Добрая половина стихов, созданных Передреевым, написана в литинститутские годы (1960—1965). Тогда были публикации в журналах “Знамя”, “Октябрь”, “Новый мир”, “Юность”, “Молодая гвардия”; вышел первый сборник “Судьба”. Анатолий Константинович проходил дипломную практику в журнале “Знамя”, где затем был зав. отделом поэзии. Практика шла с 7 февраля по 1 июля 1964-го, он оставался в этом журнале, по его собственным словам, по февраль 1965-го. 22 апреля 1965 года защитил диплом на “отлично”.

С 3 октября 1968 года Передреев – член редколлегии журнала “Наш современник”.

“Чеченский след”

После окончания Литинститута Анатолий Константинович вернулся в Грозный и начал готовить документы для вступления в Союз писателей СССР. В те времена – процедура долгая и сложная. Параллельно делал переводы, написал для журнала “Октябрь” статью о поэзии “Читая русских поэтов”. В ней он предостерегал: “Особенно удивляет меня стремление некоторых... загипнотизировать себя зарубежными поэтическими именами. Никто не сомневается в пользе знакомства с творчеством Лорки, Рильке, Аполлинера или Артюра Рембо, но щеголять образами в их духе, не усвоив глубоко собственных национальных традиций, – это заведомо обеднять себя”. Он стремился разобраться “в опыте больших поэтов”, причем в опыте сугубо художественном, постичь пластику, образный ряд, творческое совершенство классиков. Его раздумья над классическими стихами обнаруживают не только осведомленность. Здесь проявилось блестящее профессиональное мастерство литературного критика.

С 1963 года по начало 1970-х он постоянно курсировал из Москвы в Грозный и обратно. В одной из таких поездок (в 1963 году) познакомился с чеченкой Шемой (“крестовой дикаркой”, по его словам). Шема Алиевна Альтимирова (р. 1940) была проводницей, а затем официанткой в поезде “Махачкала—Москва”.

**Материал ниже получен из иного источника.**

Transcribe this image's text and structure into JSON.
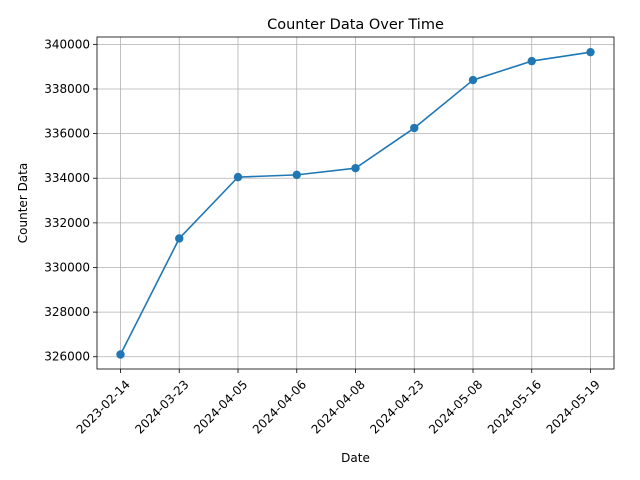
{
  "chart_data": {
    "type": "line",
    "title": "Counter Data Over Time",
    "xlabel": "Date",
    "ylabel": "Counter Data",
    "categories": [
      "2023-02-14",
      "2024-03-23",
      "2024-04-05",
      "2024-04-06",
      "2024-04-08",
      "2024-04-23",
      "2024-05-08",
      "2024-05-16",
      "2024-05-19"
    ],
    "series": [
      {
        "values": [
          326100,
          331300,
          334050,
          334150,
          334450,
          336250,
          338400,
          339250,
          339650
        ],
        "color": "#1f77b4",
        "marker": "circle"
      }
    ],
    "yticks": [
      "326000",
      "328000",
      "330000",
      "332000",
      "334000",
      "336000",
      "338000",
      "340000"
    ],
    "ylim": [
      325450,
      340330
    ],
    "grid": true,
    "xtick_rotation": 45
  }
}
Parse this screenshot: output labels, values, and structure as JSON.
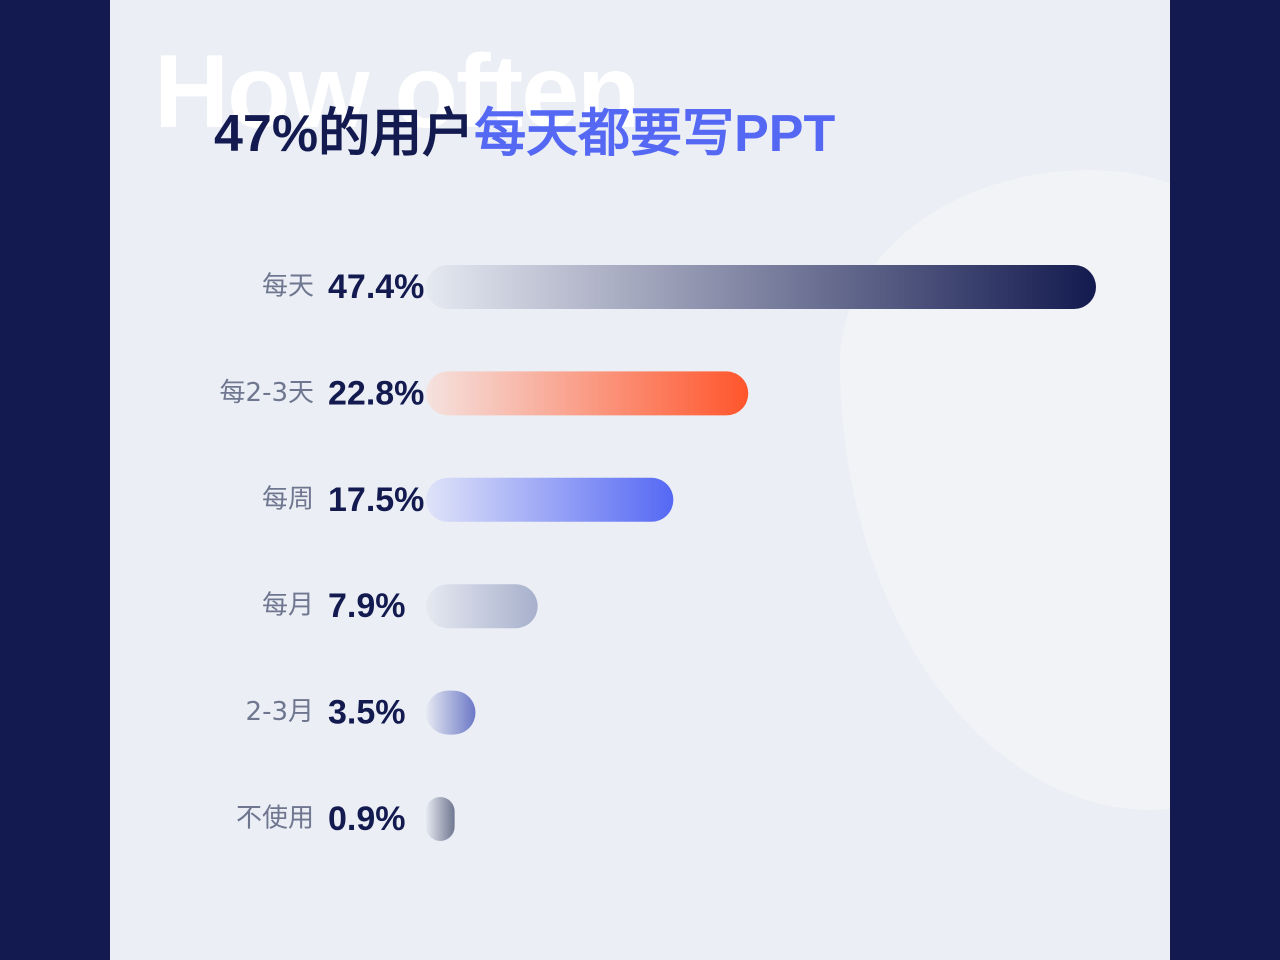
{
  "background_text": "How often",
  "title": {
    "part1": "47%的用户",
    "part2": "每天都要写PPT"
  },
  "colors": {
    "page_background": "#131a4f",
    "panel_background": "#ebeef4",
    "title_dark": "#131a4f",
    "title_accent": "#5568f4"
  },
  "chart_data": {
    "type": "bar",
    "orientation": "horizontal",
    "title": "47%的用户每天都要写PPT",
    "categories": [
      "每天",
      "每2-3天",
      "每周",
      "每月",
      "2-3月",
      "不使用"
    ],
    "values": [
      47.4,
      22.8,
      17.5,
      7.9,
      3.5,
      0.9
    ],
    "value_labels": [
      "47.4%",
      "22.8%",
      "17.5%",
      "7.9%",
      "3.5%",
      "0.9%"
    ],
    "unit": "%",
    "bar_colors": [
      {
        "from": "#e6e9f1",
        "to": "#131a4f"
      },
      {
        "from": "#f5e2df",
        "to": "#ff552b"
      },
      {
        "from": "#dfe3f8",
        "to": "#5568f4"
      },
      {
        "from": "#e6e9f1",
        "to": "#a7b0cc"
      },
      {
        "from": "#e6e9f1",
        "to": "#6c78c7"
      },
      {
        "from": "#e6e9f1",
        "to": "#6f7790"
      }
    ],
    "grid": false,
    "legend": "none"
  }
}
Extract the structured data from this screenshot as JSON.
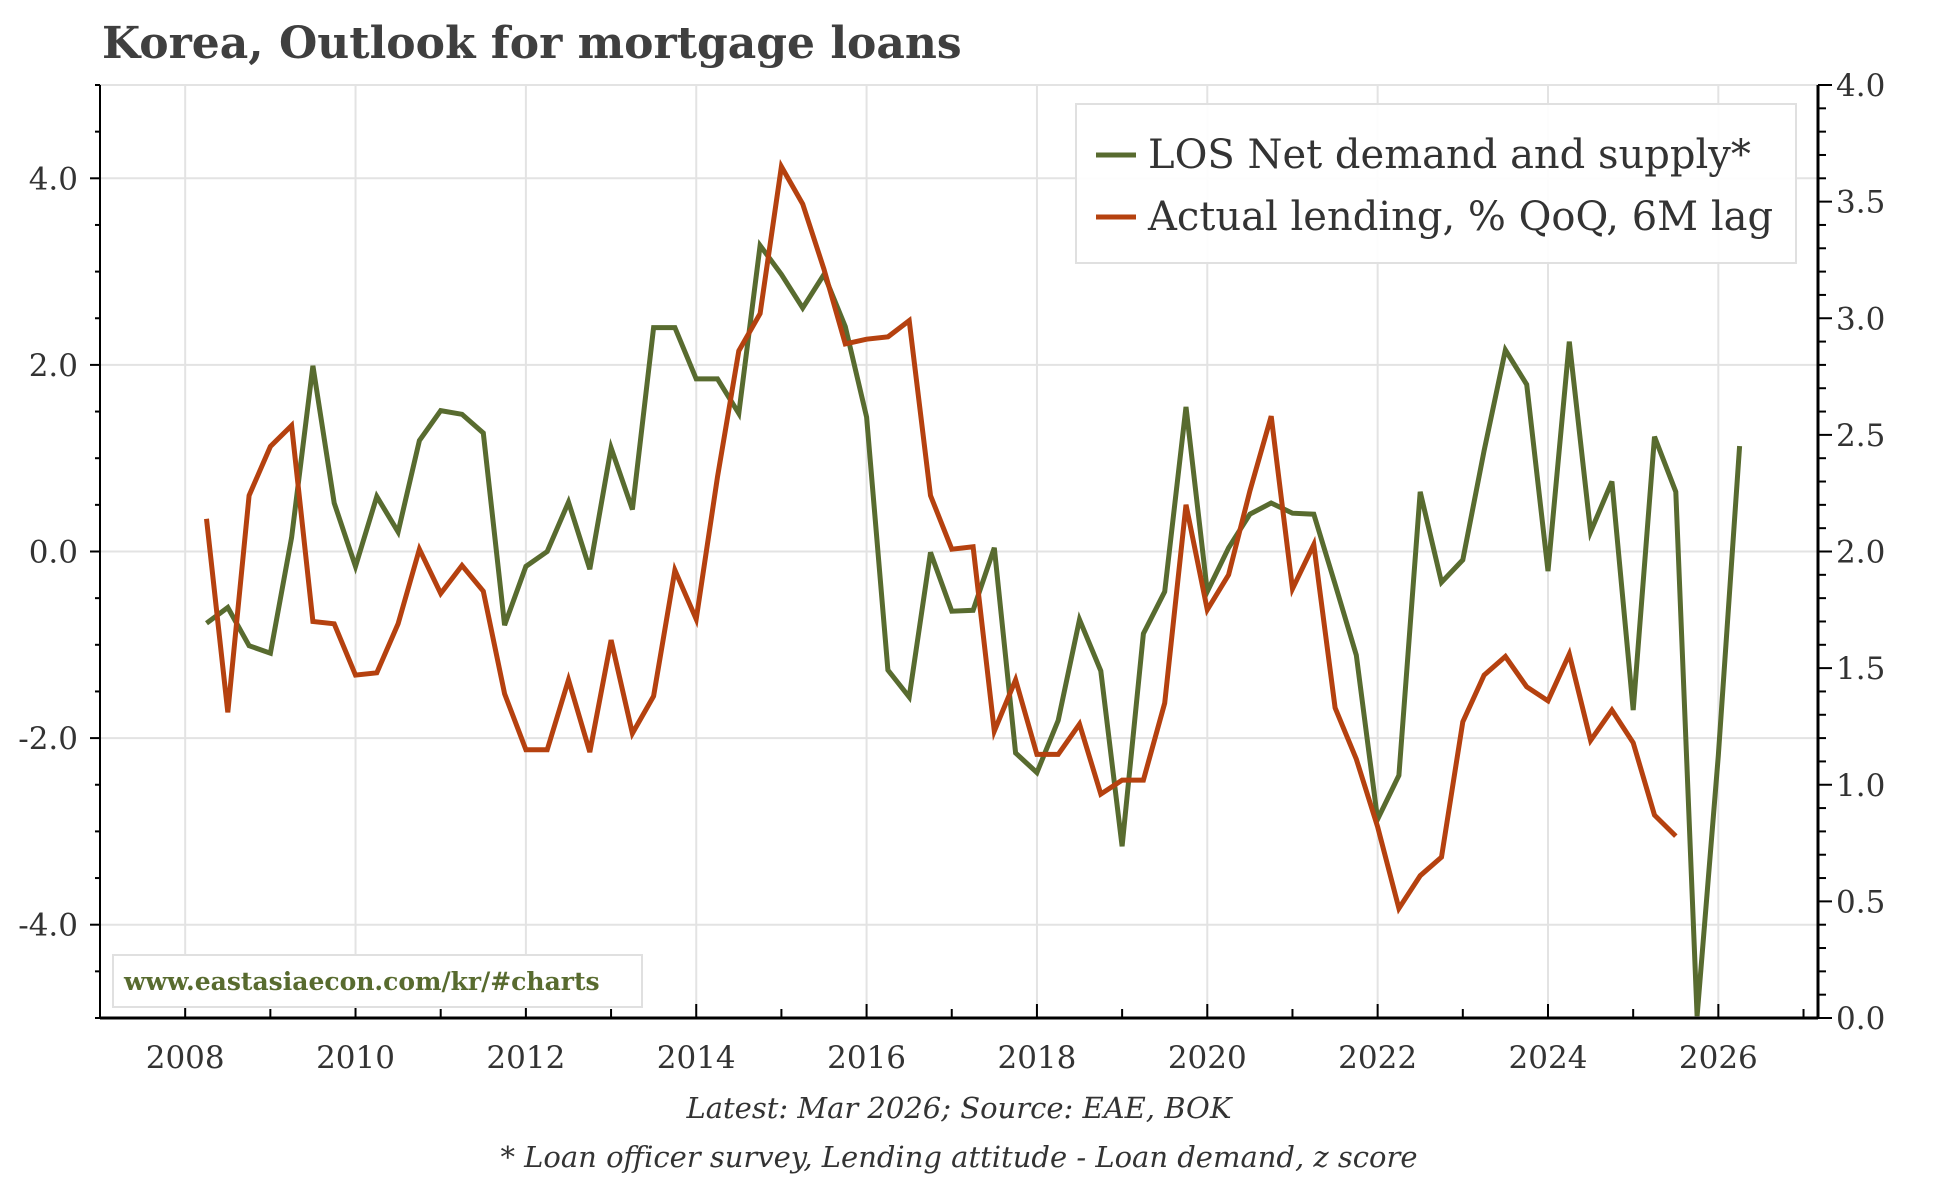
{
  "chart_data": {
    "type": "line",
    "title": "Korea, Outlook for mortgage loans",
    "x_start": 2008.25,
    "x_step": 0.25,
    "xlim": [
      2007.0,
      2027.17
    ],
    "x_ticks": [
      2008,
      2010,
      2012,
      2014,
      2016,
      2018,
      2020,
      2022,
      2024,
      2026
    ],
    "x_tick_labels": [
      "2008",
      "2010",
      "2012",
      "2014",
      "2016",
      "2018",
      "2020",
      "2022",
      "2024",
      "2026"
    ],
    "y_left": {
      "lim": [
        -5,
        5
      ],
      "ticks": [
        4,
        2,
        0,
        -2,
        -4
      ],
      "tick_labels": [
        "4.0",
        "2.0",
        "0.0",
        "-2.0",
        "-4.0"
      ]
    },
    "y_right": {
      "lim": [
        0,
        4
      ],
      "ticks": [
        0,
        0.5,
        1,
        1.5,
        2,
        2.5,
        3,
        3.5,
        4
      ],
      "tick_labels": [
        "0.0",
        "0.5",
        "1.0",
        "1.5",
        "2.0",
        "2.5",
        "3.0",
        "3.5",
        "4.0"
      ]
    },
    "grid": true,
    "legend_position": "top-right",
    "series": [
      {
        "name": "LOS Net demand and supply*",
        "axis": "left",
        "color": "#586b2f",
        "values": [
          -0.77,
          -0.6,
          -1.01,
          -1.09,
          0.15,
          1.99,
          0.52,
          -0.16,
          0.59,
          0.21,
          1.19,
          1.51,
          1.47,
          1.27,
          -0.79,
          -0.16,
          0.0,
          0.53,
          -0.19,
          1.11,
          0.45,
          2.4,
          2.4,
          1.85,
          1.85,
          1.48,
          3.28,
          2.97,
          2.61,
          2.97,
          2.41,
          1.44,
          -1.27,
          -1.56,
          -0.01,
          -0.64,
          -0.63,
          0.04,
          -2.16,
          -2.37,
          -1.81,
          -0.73,
          -1.28,
          -3.16,
          -0.88,
          -0.43,
          1.55,
          -0.43,
          0.04,
          0.4,
          0.52,
          0.41,
          0.4,
          -0.35,
          -1.11,
          -2.87,
          -2.4,
          0.64,
          -0.33,
          -0.09,
          1.08,
          2.16,
          1.79,
          -0.21,
          2.25,
          0.21,
          0.75,
          -1.7,
          1.23,
          0.64,
          -4.98,
          -2.19,
          1.13
        ]
      },
      {
        "name": "Actual lending, % QoQ, 6M lag",
        "axis": "right",
        "color": "#b5410f",
        "values": [
          2.14,
          1.31,
          2.24,
          2.45,
          2.54,
          1.7,
          1.69,
          1.47,
          1.48,
          1.69,
          2.01,
          1.82,
          1.94,
          1.83,
          1.39,
          1.15,
          1.15,
          1.45,
          1.14,
          1.62,
          1.22,
          1.38,
          1.92,
          1.71,
          2.32,
          2.86,
          3.02,
          3.65,
          3.49,
          3.21,
          2.89,
          2.91,
          2.92,
          2.99,
          2.24,
          2.01,
          2.02,
          1.23,
          1.45,
          1.13,
          1.13,
          1.26,
          0.96,
          1.02,
          1.02,
          1.35,
          2.2,
          1.75,
          1.9,
          2.26,
          2.58,
          1.84,
          2.03,
          1.33,
          1.11,
          0.82,
          0.47,
          0.61,
          0.69,
          1.27,
          1.47,
          1.55,
          1.42,
          1.36,
          1.56,
          1.19,
          1.32,
          1.18,
          0.87,
          0.78
        ]
      }
    ],
    "watermark": "www.eastasiaecon.com/kr/#charts",
    "source_note": "Latest: Mar 2026; Source: EAE, BOK",
    "footnote": "* Loan officer survey, Lending attitude - Loan demand, z score"
  }
}
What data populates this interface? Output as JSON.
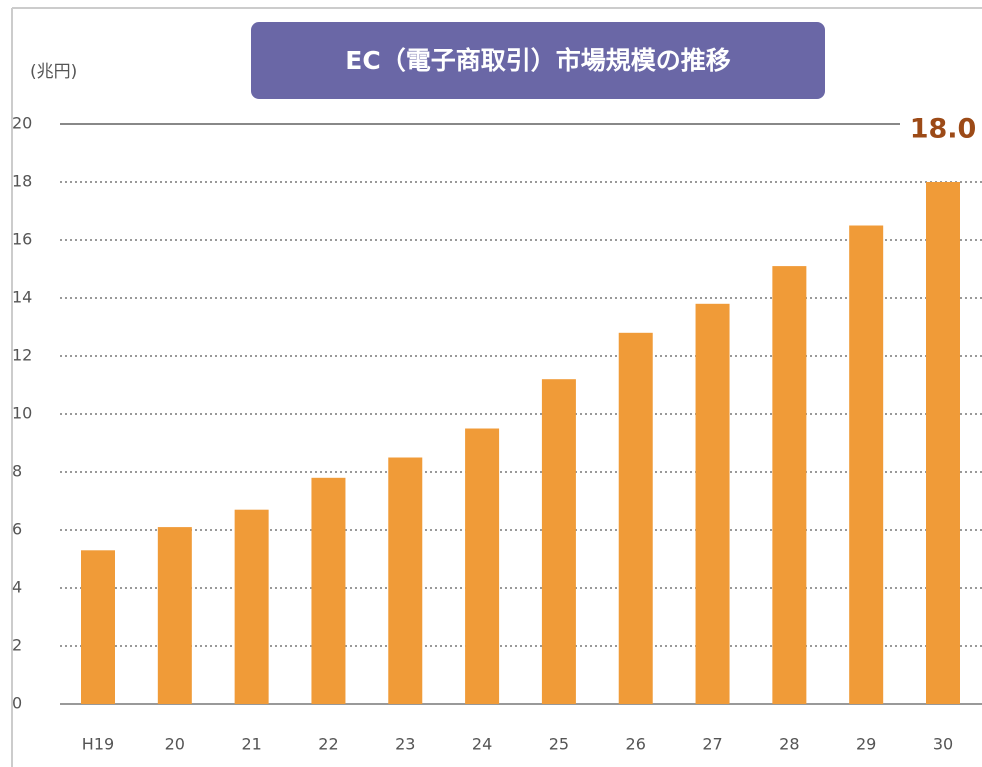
{
  "chart_data": {
    "type": "bar",
    "title": "EC（電子商取引）市場規模の推移",
    "y_label": "(兆円)",
    "categories": [
      "H19",
      "20",
      "21",
      "22",
      "23",
      "24",
      "25",
      "26",
      "27",
      "28",
      "29",
      "30"
    ],
    "values": [
      5.3,
      6.1,
      6.7,
      7.8,
      8.5,
      9.5,
      11.2,
      12.8,
      13.8,
      15.1,
      16.5,
      18.0
    ],
    "value_labels": [
      null,
      null,
      null,
      null,
      null,
      null,
      null,
      null,
      null,
      null,
      null,
      "18.0"
    ],
    "color": "#f09b38",
    "ylim": [
      0,
      20
    ],
    "yticks": [
      0,
      2,
      4,
      6,
      8,
      10,
      12,
      14,
      16,
      18,
      20
    ],
    "grid": true
  }
}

Анатолий Передреев прожил  на Кавказе около 30 лет, полюбил его, посвятил ему много стихов, хотя с оговоркой: “По рожденью и по крови я не твой, Кавказ!” ...И надо же такому случиться – в то самое время, когда он окончательно понял: “Я не твой, Кавказ!” и уже думал, как бы переселиться в Москву, – Чечня вошла в его судьбу с тыла в образе женщины.

К скале прислонившись отвесной,

Я видел:

Внизу подо мной

Дышала холодная бездна,

Ходила волна за волной...

Но с детским восторгом во взоре,

Забыв обо мне и себе,

Бежала ты к морю,

И море

Бежало навстречу тебе!

...В августе 1971-го он еще счастливо жил с семьей в Грозном.

Московское время

В Союз писателей СССР Передреев был принят 4 апреля 1973 года.

Покровители помогли ему получить квартиру вначале в Московской области – в г. Электросталь. Затем в Москве на Волгоградском проспекте, а потом на Хорошевском шоссе – последнем пристанище в этой жизни.

...После окончания Литинститута наступила пора чисто творческого труда, которому Передреев отдался самозабвенно. Писал стихи, размышления о поэзии, рецензии, переводил, редактировал. Всего у него вышло при жизни 5 сборников, венчавших   2 8   л е т   литературной деятельности: “Судьба” (М., 1964), “Равнина” (М., 1971), “Возвращение” (М., 1972), “Дорога в Шемаху” (Баку, 1981), “Стихотворения” (М., 1986). После его смерти вышли “Любовь на окраине” (М., 1988); наиболее полный сборник “Лебедь у дороги” (М., 1990), изданный “Современником” с предисловием В. Белова; “День русской поэзии. Анатолий Передреев (М., 1992; издатель В. Байбаков), “Разбуди эту землю, весна” (М., 1996; издатель А. Парпара).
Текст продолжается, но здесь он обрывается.